MSPs will take evidence today on calls for a full public inquiry into the authorities' handling of Donald Trump's golf resort in Aberdeenshire.
The Public Petitions Committee will hear from Menie resident David Milne whose petition for an inquiry has been signed by 19,000 people.
Mr Milne wants MSPs to urge the Scottish Government to examine the way local government, Scottish ministers and other relevant public bodies conducted themselves during their dealings with the Trump Organisation. Mr Trump's £750 million luxury golf and housing resort on the Menie estate in Aberdeenshire was approved in 2008, and finally opened last summer.
Mr Milne said: "I'm grateful to the thousands and thousands of members of the public who have supported our call for a full inquiry into the Trump fiasco, which I believe is the only way to get to the bottom of this murky affair, to establish the truth and to ensure nothing like this ever happens again.
"Mr Trump has nothing to fear. We are not seeking to overturn his planning applications, merely to find out exactly what went on behind the scenes in national and local government, and to ensure the whole story gets told and lessons learned.
"A series of systematic failures abandoned local residents to the mercies of a rapacious developer and left our irreplaceable local environment unprotected."

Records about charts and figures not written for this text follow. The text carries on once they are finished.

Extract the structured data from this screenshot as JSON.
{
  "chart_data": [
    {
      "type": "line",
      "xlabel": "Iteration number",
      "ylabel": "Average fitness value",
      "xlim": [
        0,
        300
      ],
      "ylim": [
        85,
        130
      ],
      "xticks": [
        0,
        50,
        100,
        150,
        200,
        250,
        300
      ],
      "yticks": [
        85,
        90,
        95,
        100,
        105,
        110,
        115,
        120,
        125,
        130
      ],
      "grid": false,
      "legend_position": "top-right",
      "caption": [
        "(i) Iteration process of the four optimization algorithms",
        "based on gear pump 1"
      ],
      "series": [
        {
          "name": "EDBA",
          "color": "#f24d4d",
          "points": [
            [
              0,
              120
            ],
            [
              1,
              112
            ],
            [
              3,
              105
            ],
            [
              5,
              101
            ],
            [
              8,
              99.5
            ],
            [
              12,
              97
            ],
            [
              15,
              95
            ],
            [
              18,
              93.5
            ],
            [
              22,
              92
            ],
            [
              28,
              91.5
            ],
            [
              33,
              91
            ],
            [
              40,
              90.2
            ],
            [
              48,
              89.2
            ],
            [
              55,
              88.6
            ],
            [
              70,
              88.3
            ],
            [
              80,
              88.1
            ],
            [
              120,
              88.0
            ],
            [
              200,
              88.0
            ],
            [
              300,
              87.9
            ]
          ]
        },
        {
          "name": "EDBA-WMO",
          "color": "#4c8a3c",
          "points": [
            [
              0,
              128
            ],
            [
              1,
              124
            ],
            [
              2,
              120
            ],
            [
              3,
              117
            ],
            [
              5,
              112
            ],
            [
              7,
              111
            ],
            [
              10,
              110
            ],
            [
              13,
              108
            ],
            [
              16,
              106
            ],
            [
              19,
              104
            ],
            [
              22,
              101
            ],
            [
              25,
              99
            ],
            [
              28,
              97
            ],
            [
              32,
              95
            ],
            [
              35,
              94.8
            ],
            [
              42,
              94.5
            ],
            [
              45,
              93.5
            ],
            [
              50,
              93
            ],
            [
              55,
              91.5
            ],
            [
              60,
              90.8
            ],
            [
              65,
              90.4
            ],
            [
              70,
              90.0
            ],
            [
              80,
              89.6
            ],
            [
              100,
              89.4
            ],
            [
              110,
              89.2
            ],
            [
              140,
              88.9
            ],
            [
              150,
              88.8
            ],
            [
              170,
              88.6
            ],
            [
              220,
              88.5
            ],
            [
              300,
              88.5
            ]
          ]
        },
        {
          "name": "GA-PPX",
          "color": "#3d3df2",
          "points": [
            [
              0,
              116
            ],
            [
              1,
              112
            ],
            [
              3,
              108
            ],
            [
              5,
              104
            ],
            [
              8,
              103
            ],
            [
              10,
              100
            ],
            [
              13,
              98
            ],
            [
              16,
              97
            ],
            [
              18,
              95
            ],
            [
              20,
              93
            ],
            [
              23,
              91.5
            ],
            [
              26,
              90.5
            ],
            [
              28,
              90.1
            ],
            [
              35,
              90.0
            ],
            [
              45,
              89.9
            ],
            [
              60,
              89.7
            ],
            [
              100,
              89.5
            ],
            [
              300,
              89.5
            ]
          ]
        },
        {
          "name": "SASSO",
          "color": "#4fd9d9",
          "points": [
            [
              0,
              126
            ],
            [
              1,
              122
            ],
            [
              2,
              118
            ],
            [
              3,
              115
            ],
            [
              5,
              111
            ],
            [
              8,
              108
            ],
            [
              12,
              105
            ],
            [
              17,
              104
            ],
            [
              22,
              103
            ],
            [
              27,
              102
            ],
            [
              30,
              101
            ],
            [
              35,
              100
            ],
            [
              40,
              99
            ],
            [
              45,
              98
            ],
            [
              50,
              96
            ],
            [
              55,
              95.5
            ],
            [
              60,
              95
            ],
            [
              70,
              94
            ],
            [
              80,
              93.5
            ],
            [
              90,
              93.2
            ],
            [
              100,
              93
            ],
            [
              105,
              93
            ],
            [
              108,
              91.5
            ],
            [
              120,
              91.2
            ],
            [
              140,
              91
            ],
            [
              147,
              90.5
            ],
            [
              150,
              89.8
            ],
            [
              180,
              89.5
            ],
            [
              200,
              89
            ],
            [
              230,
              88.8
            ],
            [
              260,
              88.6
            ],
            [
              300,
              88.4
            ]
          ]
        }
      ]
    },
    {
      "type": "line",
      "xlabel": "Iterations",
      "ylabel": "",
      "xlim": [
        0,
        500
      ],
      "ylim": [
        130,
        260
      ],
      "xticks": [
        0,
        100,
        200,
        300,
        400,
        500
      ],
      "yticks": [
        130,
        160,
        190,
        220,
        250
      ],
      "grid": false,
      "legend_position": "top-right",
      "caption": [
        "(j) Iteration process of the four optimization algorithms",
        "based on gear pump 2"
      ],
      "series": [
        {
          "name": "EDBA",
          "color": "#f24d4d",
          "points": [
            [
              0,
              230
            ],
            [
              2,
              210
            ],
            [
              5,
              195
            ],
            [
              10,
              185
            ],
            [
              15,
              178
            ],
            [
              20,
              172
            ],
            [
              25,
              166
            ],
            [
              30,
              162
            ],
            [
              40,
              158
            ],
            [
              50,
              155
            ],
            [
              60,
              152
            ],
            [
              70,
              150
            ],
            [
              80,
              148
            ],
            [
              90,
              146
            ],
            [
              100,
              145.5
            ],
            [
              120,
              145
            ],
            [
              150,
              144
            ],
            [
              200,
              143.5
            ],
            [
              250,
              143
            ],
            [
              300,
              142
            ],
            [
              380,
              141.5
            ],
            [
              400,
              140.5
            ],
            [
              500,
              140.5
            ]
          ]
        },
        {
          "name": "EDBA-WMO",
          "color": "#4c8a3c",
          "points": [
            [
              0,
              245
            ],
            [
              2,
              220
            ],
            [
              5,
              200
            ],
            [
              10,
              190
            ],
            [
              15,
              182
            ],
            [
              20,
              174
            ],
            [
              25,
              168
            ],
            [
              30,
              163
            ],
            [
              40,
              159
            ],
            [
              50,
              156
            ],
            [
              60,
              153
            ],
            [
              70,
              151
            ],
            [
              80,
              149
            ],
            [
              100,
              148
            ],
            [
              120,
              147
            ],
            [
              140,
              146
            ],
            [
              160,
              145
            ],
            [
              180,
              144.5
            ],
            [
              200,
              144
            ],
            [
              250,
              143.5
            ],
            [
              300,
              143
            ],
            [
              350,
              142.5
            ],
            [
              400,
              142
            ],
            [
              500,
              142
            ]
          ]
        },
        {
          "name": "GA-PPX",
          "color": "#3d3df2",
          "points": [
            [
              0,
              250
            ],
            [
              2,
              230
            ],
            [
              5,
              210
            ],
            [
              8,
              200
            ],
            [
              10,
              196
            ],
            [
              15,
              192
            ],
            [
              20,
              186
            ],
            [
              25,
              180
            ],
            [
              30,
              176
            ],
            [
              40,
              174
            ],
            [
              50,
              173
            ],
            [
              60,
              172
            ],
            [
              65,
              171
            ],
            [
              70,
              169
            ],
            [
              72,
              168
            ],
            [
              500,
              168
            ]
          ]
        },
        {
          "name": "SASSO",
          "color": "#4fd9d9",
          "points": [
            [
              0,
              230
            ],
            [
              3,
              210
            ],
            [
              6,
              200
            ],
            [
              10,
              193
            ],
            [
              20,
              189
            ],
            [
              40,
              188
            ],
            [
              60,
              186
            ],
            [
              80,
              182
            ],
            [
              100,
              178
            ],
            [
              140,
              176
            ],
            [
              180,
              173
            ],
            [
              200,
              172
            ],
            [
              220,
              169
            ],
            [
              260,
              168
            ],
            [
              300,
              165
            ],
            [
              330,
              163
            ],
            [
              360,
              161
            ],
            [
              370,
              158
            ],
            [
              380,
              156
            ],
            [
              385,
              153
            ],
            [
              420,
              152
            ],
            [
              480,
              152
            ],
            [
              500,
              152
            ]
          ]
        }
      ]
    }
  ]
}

The inquiry would cover former first minister Jack McConnell's Labour-led Scottish Executive, Alex Salmond's SNP Government and Aberdeenshire Council which, at the time, was controlled by the Liberal Democrats.
Mr Trump's planning application was initially rejected by a local authority committee but was then controversially called in by the Scottish Government.
Mr Salmond became local MSP for the area in 2007. The plan was subsequently rubber-stamped by the council, then approved by Finance Secretary John Swinney in November 2008.
A planning inquiry and a Holyrood committee inquiry have already taken place.
Independent Aberdeenshire councillor Paul Johnstone will give evidence to the committee today.
He said: "There were many things covered in the planning inquiry and the parliamentary committee's inquiry. But they had limitations.
"Without an inquiry we will live with an appalling reputation that we are easily manipulated and with the hint, however unfairly, that decisions can be bought."